The men's General is Model # 7 4260D and girl's 7 4261 or 4264, I'm not sure it's kinda rough. The previously found men's Rocket bikes were also model 4260's, but with no 7 in front, so I'm guessing the 7 might indicates the General. I still have no idea why some have a C or D or no letter after the 4260? And no surprise, they are both 1953's like all the rest.

Next mystery that neither one of these helps answer, is still what headlight came OG on these bikes? There has yet to be found a 100% complete bike. But from what I can gather, I am pretty sure that the Rocket version came with a Monark Pedestal light but mounted directly to the fender without the pedestal. A Delta Winner, Rocket Ray, and unknow middleweight era headlight have been seen on some of the other bikes.

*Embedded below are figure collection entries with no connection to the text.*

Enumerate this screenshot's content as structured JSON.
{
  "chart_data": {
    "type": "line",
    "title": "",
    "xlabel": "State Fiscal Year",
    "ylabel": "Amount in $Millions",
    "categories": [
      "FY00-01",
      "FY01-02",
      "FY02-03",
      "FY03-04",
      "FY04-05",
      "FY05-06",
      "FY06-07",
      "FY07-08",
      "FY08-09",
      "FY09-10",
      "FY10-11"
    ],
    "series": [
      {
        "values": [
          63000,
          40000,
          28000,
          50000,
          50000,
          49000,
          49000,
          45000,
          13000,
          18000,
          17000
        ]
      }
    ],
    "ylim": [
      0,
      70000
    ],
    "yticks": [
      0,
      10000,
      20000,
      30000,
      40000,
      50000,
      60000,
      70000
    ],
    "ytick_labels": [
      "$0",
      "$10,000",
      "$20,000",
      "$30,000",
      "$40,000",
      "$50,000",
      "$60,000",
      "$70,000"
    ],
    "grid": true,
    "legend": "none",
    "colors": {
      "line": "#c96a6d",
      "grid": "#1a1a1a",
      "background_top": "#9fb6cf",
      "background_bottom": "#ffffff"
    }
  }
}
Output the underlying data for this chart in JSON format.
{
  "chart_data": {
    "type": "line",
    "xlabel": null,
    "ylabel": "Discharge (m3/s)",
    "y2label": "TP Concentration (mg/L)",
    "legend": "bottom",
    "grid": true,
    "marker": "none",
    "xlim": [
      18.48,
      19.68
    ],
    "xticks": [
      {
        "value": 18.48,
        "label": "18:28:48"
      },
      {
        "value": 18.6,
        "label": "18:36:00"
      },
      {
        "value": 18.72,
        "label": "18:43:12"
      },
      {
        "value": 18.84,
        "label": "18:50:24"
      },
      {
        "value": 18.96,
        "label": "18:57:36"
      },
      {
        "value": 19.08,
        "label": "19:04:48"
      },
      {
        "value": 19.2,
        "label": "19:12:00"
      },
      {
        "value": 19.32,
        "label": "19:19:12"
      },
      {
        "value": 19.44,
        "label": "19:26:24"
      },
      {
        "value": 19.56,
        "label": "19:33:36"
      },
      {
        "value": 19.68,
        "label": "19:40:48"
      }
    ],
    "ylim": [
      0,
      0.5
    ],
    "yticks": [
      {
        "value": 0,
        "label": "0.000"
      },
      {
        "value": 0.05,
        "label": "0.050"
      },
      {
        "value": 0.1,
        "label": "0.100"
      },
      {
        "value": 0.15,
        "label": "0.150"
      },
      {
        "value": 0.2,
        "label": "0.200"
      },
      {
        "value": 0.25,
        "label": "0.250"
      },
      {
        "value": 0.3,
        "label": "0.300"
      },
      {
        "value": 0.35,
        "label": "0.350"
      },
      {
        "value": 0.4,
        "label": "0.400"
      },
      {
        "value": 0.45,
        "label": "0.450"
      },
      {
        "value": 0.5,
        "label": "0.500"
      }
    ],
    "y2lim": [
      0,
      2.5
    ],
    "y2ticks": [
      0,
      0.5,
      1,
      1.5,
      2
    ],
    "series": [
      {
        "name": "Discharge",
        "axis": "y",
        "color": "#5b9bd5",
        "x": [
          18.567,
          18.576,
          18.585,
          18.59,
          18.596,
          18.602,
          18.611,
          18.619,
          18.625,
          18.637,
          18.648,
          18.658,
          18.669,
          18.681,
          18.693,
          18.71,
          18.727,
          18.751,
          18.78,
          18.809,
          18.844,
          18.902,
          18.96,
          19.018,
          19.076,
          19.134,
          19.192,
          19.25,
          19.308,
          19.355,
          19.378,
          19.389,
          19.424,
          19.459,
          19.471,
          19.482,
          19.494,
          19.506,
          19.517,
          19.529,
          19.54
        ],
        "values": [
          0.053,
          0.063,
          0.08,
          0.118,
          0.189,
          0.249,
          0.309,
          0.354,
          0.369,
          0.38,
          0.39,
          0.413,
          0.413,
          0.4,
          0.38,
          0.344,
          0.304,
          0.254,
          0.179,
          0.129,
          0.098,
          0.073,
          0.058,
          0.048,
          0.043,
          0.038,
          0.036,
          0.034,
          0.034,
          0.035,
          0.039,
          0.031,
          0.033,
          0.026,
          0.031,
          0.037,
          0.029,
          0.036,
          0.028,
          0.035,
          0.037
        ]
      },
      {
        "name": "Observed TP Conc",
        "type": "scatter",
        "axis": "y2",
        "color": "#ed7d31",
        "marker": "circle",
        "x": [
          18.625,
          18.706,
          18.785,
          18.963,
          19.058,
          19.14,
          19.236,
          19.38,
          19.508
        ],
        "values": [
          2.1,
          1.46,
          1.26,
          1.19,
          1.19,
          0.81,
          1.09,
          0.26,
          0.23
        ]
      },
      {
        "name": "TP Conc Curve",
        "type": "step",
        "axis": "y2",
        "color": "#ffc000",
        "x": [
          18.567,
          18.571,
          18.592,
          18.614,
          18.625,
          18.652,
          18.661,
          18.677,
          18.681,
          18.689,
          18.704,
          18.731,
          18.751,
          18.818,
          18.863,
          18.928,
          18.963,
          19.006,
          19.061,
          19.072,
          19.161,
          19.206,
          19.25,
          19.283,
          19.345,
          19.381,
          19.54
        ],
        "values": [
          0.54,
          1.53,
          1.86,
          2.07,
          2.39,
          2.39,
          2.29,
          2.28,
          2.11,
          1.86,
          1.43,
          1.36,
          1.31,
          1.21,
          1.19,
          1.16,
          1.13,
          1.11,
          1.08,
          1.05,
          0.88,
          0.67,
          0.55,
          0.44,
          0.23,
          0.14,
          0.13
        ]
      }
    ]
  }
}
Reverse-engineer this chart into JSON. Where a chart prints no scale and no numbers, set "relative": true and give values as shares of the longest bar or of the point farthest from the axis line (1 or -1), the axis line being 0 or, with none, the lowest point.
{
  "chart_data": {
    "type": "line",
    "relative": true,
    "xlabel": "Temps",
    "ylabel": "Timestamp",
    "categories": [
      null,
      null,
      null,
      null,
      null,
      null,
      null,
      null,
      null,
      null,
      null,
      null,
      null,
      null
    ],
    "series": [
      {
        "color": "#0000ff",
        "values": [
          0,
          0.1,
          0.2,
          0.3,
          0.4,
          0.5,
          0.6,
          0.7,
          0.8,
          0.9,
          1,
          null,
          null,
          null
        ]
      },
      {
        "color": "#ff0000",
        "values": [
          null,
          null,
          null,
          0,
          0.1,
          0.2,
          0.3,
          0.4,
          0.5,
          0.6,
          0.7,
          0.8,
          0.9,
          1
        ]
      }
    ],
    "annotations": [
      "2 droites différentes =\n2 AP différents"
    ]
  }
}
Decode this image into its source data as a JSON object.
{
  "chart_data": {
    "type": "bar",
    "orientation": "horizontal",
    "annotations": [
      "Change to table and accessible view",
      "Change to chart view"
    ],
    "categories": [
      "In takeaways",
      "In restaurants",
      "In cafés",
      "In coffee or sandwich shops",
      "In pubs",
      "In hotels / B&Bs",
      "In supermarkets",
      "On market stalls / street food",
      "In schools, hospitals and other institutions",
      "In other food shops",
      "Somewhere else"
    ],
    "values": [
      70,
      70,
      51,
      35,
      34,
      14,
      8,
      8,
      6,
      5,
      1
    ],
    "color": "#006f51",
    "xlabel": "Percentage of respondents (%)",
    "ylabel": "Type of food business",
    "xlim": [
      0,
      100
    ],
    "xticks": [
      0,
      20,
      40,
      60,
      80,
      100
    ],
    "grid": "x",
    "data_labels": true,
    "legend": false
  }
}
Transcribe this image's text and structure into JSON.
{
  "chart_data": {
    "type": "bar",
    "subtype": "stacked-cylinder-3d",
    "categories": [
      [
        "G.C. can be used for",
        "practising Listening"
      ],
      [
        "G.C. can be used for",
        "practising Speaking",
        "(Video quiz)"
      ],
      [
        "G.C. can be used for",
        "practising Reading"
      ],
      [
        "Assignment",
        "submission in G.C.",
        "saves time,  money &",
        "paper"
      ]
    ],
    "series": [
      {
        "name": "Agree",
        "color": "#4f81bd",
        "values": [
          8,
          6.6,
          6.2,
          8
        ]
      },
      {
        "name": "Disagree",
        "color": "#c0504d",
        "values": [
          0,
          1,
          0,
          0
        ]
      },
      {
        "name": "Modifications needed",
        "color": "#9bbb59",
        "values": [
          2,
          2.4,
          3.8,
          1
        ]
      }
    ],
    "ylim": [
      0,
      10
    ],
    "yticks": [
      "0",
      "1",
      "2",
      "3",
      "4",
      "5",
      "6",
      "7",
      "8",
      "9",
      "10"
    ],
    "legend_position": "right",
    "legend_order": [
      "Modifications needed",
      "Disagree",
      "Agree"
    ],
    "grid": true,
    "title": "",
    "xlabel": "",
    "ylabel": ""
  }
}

Finally, for me the biggest mystery is still why there is no known/found catalog page or advertisement for these bikes. Monark was always very big on their advertising and promoting of their bikes. They always had very catchy names for their newest improvements and flashy accessories.  “Air-Style” design Headlight with Brilliant “Road-Focus” Beam.  “Silver-Wing” Fender Crest (Rocket Trim on Front Fender). “Kromegard” bumper & shock-proof (“Tombstone” Type) Rear Reflector. “Strato-Liner” Headlight with “Road Focus” beam (aka “Train Light”). “Air Wing” Head Shroud with Head Plate. “Protecto-Gard” tank crash rails. 
1953 was obviously a big year for them to TRY new things to catch more of the market and compete with the competition. They introduced the new knee action fork, and obviously this bike with the new "Protecto-Gard Tanks Shields" would have been something they would have promoted the hell out of, so where are the ads? And yes, I just made up that name because it sounds like something they would have called it.

I hope to have pictures of the Generals coming soon!


----------



## 10~18kustoms (Mar 31, 2022)

Here is a before pictures from the previous owner of the latest 5 Star General to show up. It has several parts that don't look original to the bike, most obvious is the headlight, Super Deluxe style fork crown, seat, and grips. But it is the first mostly complete men's General badged shielded tank bike to surface. I hope to have more and better pictures once I get it reassembled.


----------



## 10~18kustoms (Apr 2, 2022)

Back together but still needs a few things to be more correct, they're always a work in progress.






7 mostly complete men's & 3 girls Shielded tank Rockets now accounted for. 
I'm hoping to get the girls 5 Star General back together soon as the weather is warm enough for an OA bath. 
If you know of any others let me know!


----------



## oldfart36 (Apr 3, 2022)

Very Kool Marty


----------